The new enthusiasm for airline stocks is crossing the border. Mr. Spracklin says Air Canada shares were trading at a “fear discount” because of labour issues and pension problems. But an arbitrated labour deal that allows for the formation of low-cost carrier Rouge, coupled with pension changes and positive investment returns that nearly halved the plan’s deficit, mean “the market is quickly readjusting its view on Air Canada to reflect the lower risk.” (He has an “outperform” rating on the stock.)
Air Canada’s plan to start a low-cost carrier might seem a risky move at first blush, but Mr. Spracklin notes, “There’s no changes in the way they operate, no new markets, no new aircraft types. They’re calling it a low-cost carrier, but it’s really just taking advantages of flexibilities that weren’t there before.” On smaller, price-sensitive routes on which it previously lost money, “they will now be able to either break even or make money.”
WestJet, Mr. Spracklin says, should “substantially increase” its average fares with the introduction of “premium economy” seating that will allow it to charge more for additional leg room. While its low-cost carrier effort “is a little bit of a departure” because it introduces a new type of aircraft into the WestJet system, Mr. Spracklin says, “The WestJet management team has time and again surprised me with how well they have run that company.”
He adds: “WestJet is no longer a sales-driven organization. It’s a return-on-invested-capital-driven organization. It’s in their targets, embedded in their DNA … and that’s very refreshing. It’s not very often you hear airlines talk that way, or have a dividend and share buyback as WestJet has had.”
Mr. Spracklin has an “outperform” rating on WestJet, but the shares have now matched his $25 (Cdn.) target price.
Some restraint is warranted.
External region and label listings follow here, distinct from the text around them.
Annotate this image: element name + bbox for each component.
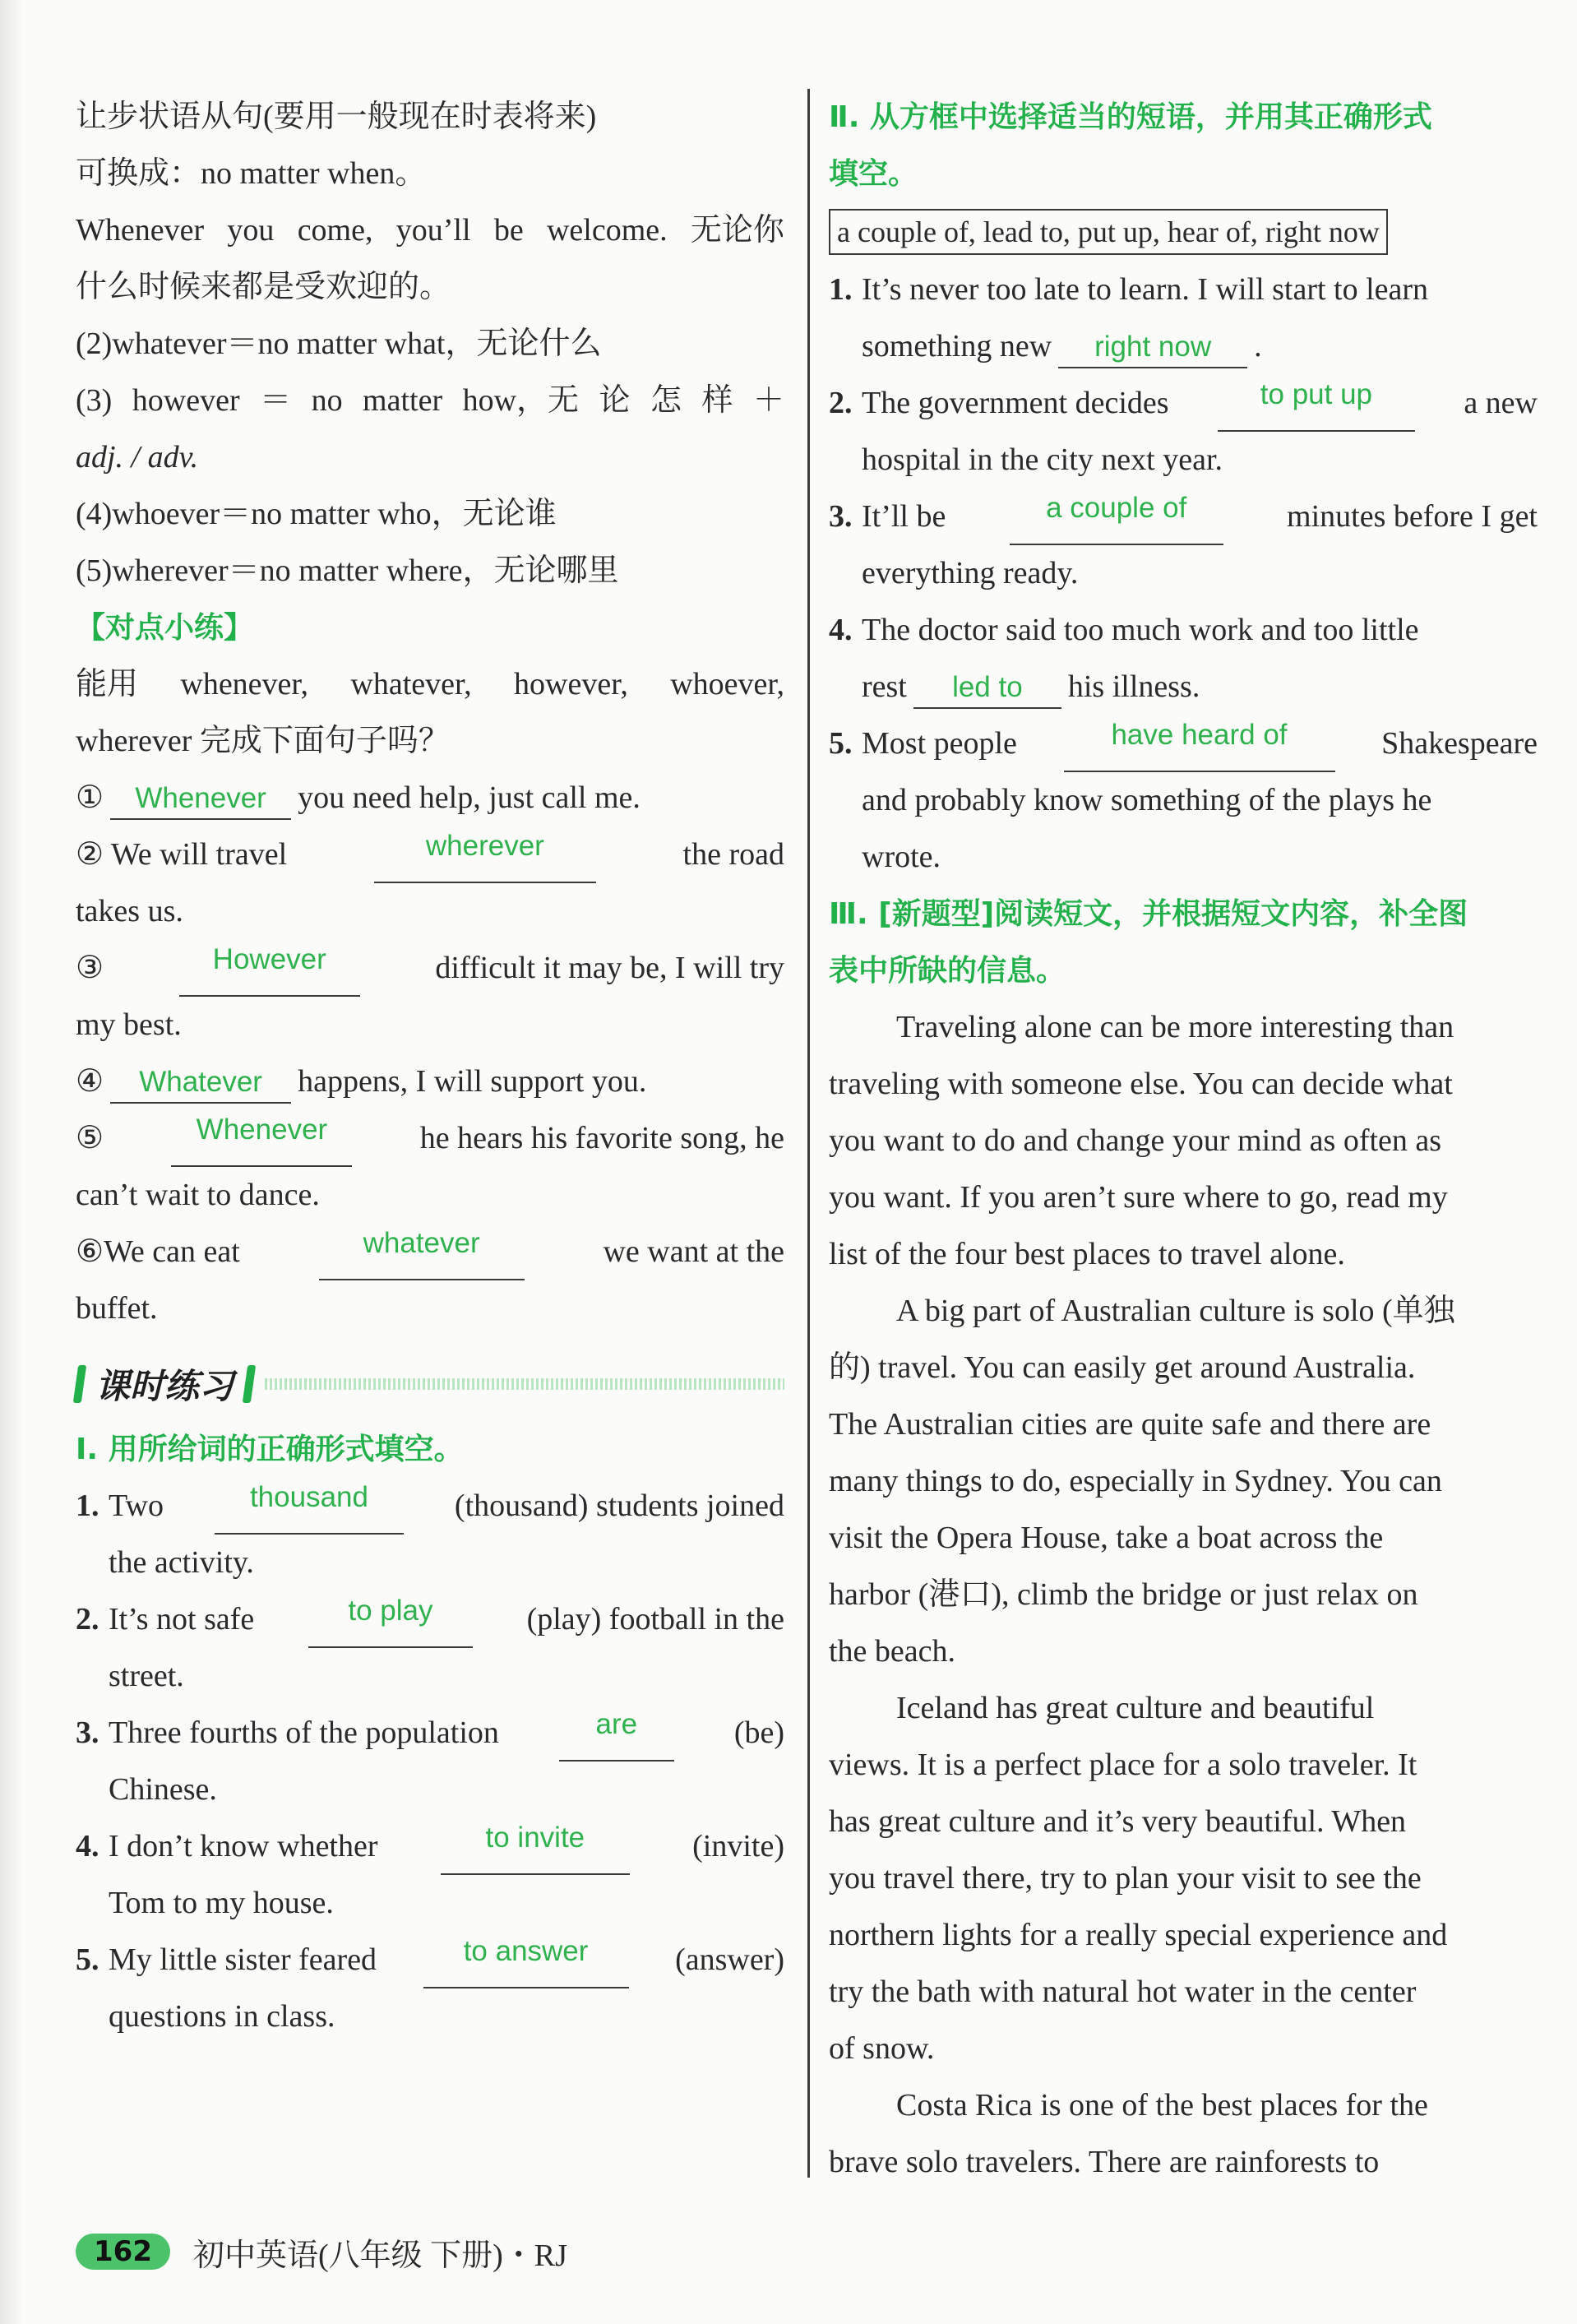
drill-item: ⑤ Whenever he hears his favorite song, he: [76, 1110, 784, 1167]
column-divider: [807, 89, 810, 2178]
passage-line: brave solo travelers. There are rainforests to: [829, 2145, 1380, 2179]
passage-line: 的) travel. You can easily get around Australia.: [829, 1350, 1416, 1385]
exercise-item: 5. Most people have heard of Shakespeare: [829, 715, 1538, 772]
passage-line: Traveling alone can be more interesting than: [896, 1010, 1454, 1044]
drill-title: 【对点小练】: [76, 611, 254, 645]
answer-blank[interactable]: to invite: [441, 1818, 630, 1875]
exercise-cont: the activity.: [109, 1545, 254, 1580]
passage-line: A big part of Australian culture is solo (单独: [896, 1294, 1455, 1328]
exercise-item: 4. I don’t know whether to invite (invite): [76, 1818, 784, 1875]
answer-blank[interactable]: Whatever: [110, 1062, 291, 1104]
section2-title: 填空。: [829, 157, 918, 191]
answer-blank[interactable]: wherever: [374, 826, 596, 883]
exercise-item: 1. It’s never too late to learn. I will start to learn: [829, 272, 1429, 307]
passage-line: of snow.: [829, 2031, 935, 2066]
exercise-item: 4. The doctor said too much work and too little: [829, 613, 1419, 647]
answer-blank[interactable]: Whenever: [110, 779, 291, 820]
page-number: 162: [76, 2234, 170, 2270]
answer-blank[interactable]: to play: [308, 1591, 473, 1648]
answer-blank[interactable]: to put up: [1218, 375, 1415, 432]
drill-item-cont: takes us.: [76, 894, 183, 928]
passage-line: many things to do, especially in Sydney. You can: [829, 1464, 1442, 1498]
passage-line: Iceland has great culture and beautiful: [896, 1691, 1375, 1725]
section3-title: Ⅲ. [新题型]阅读短文，并根据短文内容，补全图: [829, 897, 1468, 931]
exercise-cont: street.: [109, 1659, 184, 1693]
phrase-box: a couple of, lead to, put up, hear of, right now: [829, 209, 1388, 255]
exercise-item: 2. The government decides to put up a new: [829, 375, 1538, 432]
practice-title: 课时练习: [95, 1366, 234, 1406]
note-line: (3) however ＝ no matter how，无 论 怎 样 ＋: [76, 383, 784, 418]
section1: [76, 1421, 784, 2045]
passage-line: you travel there, try to plan your visit to see the: [829, 1861, 1422, 1896]
passage-line: visit the Opera House, take a boat across the: [829, 1521, 1384, 1555]
drill-item-cont: can’t wait to dance.: [76, 1178, 320, 1212]
note-line: adj. / adv.: [76, 440, 199, 475]
exercise-cont: wrote.: [862, 840, 941, 874]
passage-line: list of the four best places to travel alone.: [829, 1237, 1345, 1271]
practice-header: [76, 1355, 784, 1413]
right-column: [829, 89, 1538, 2191]
passage-line: you want. If you aren’t sure where to go, read my: [829, 1180, 1448, 1215]
note-line: 让步状语从句(要用一般现在时表将来): [76, 100, 597, 134]
passage-line: has great culture and it’s very beautiful. When: [829, 1804, 1407, 1839]
passage-line: traveling with someone else. You can decide what: [829, 1067, 1453, 1101]
exercise-item: 3. It’ll be a couple of minutes before I get: [829, 488, 1538, 545]
exercise-item: 3. Three fourths of the population are (be): [76, 1705, 784, 1762]
passage-line: views. It is a perfect place for a solo traveler. It: [829, 1748, 1417, 1782]
note-line: (2)whatever＝no matter what，无论什么: [76, 326, 602, 361]
note-line: 什么时候来都是受欢迎的。: [76, 270, 451, 304]
answer-blank[interactable]: whatever: [319, 1224, 525, 1280]
passage-line: harbor (港口), climb the bridge or just relax on: [829, 1577, 1418, 1612]
section2-title: Ⅱ. 从方框中选择适当的短语，并用其正确形式: [829, 100, 1432, 134]
drill-item: ① Whenever you need help, just call me.: [76, 770, 784, 826]
answer-blank[interactable]: a couple of: [1010, 488, 1223, 545]
passage-line: you want to do and change your mind as often as: [829, 1123, 1442, 1158]
passage-line: northern lights for a really special experience and: [829, 1918, 1448, 1952]
answer-blank[interactable]: Whenever: [171, 1110, 352, 1167]
drill-intro: 能用 whenever, whatever, however, whoever,: [76, 667, 784, 701]
exercise-cont: Chinese.: [109, 1772, 217, 1807]
note-line: Whenever you come, you’ll be welcome. 无论你: [76, 213, 784, 248]
answer-blank[interactable]: have heard of: [1064, 715, 1335, 772]
left-column: [76, 89, 784, 1337]
note-line: (5)wherever＝no matter where，无论哪里: [76, 553, 619, 588]
header-bar-right: [243, 1365, 256, 1403]
header-bar-left: [73, 1365, 86, 1403]
note-line: (4)whoever＝no matter who，无论谁: [76, 497, 557, 531]
section3-title: 表中所缺的信息。: [829, 954, 1066, 988]
exercise-cont: Tom to my house.: [109, 1886, 334, 1920]
drill-item: ③ However difficult it may be, I will try: [76, 940, 784, 997]
section1-title: Ⅰ. 用所给词的正确形式填空。: [76, 1433, 464, 1466]
exercise-cont: everything ready.: [862, 556, 1079, 590]
answer-blank[interactable]: to answer: [423, 1932, 629, 1988]
exercise-cont: something new right now .: [829, 318, 1538, 375]
answer-blank[interactable]: right now: [1058, 327, 1247, 368]
exercise-item: 2. It’s not safe to play (play) football in the: [76, 1591, 784, 1648]
passage-line: Costa Rica is one of the best places for the: [896, 2088, 1428, 2123]
header-dotted-rule: [265, 1378, 784, 1390]
exercise-cont: questions in class.: [109, 1999, 335, 2034]
exercise-item: 1. Two thousand (thousand) students joined: [76, 1478, 784, 1535]
drill-item: ⑥We can eat whatever we want at the: [76, 1224, 784, 1280]
answer-blank[interactable]: are: [559, 1705, 674, 1762]
book-title: 初中英语(八年级 下册)・RJ: [192, 2238, 567, 2273]
answer-blank[interactable]: thousand: [215, 1478, 404, 1535]
passage-line: try the bath with natural hot water in the center: [829, 1974, 1417, 2009]
page-footer: [76, 2227, 567, 2276]
exercise-item: 5. My little sister feared to answer (answer): [76, 1932, 784, 1988]
drill-item-cont: my best.: [76, 1007, 182, 1042]
note-line: 可换成：no matter when。: [76, 156, 427, 191]
exercise-cont: hospital in the city next year.: [862, 442, 1223, 477]
exercise-cont: rest led to his illness.: [829, 659, 1538, 715]
passage-line: the beach.: [829, 1634, 956, 1669]
page-edge: [0, 0, 23, 2324]
passage-line: The Australian cities are quite safe and there are: [829, 1407, 1431, 1442]
exercise-cont: and probably know something of the plays he: [862, 783, 1432, 817]
answer-blank[interactable]: led to: [913, 668, 1061, 709]
drill-intro: wherever 完成下面句子吗？: [76, 724, 450, 758]
answer-blank[interactable]: However: [179, 940, 360, 997]
reading-passage: [829, 999, 1538, 2191]
drill-item: ② We will travel wherever the road: [76, 826, 784, 883]
drill-item-cont: buffet.: [76, 1291, 158, 1326]
drill-item: ④ Whatever happens, I will support you.: [76, 1053, 784, 1110]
Morgan Stanley analyst John Godyn says he disagrees with some bulls’ argument that airlines are “the new rails” – a transportation sector on the verge of a significant and permanent expansion in profitability thanks to fundamental changes. “We’re bullish on the prospect for ‘stronger for longer mid-cycle margins,’ but disagree with the ‘it’s different this time’ rail-like call on the group.”
He has “overweight” ratings on Delta and United Continental and “equal weight” on USAirways and Southwest, but all four stocks have essentially met or slightly exceeded his target prices.
Meanwhile, analyst Ben Cherniavsky of Raymond James Ltd., who has “market perform” ratings on both Canadian airlines, worries about the resiliency of demand for air travel and says, “With WestJet’s stock at a new all-time high, we believe that now is a good time for investors to take some profits in this famously cyclical business.”
Not bad advice for those who’ve benefited from the great run so far. Bur RBC’s Mr. Spracklin has a thought for those who thought they’ve missed out on Air Canada, particularly: “People said six months ago, ‘The shares have doubled, I’m too late,’ and now they’ve doubled again.”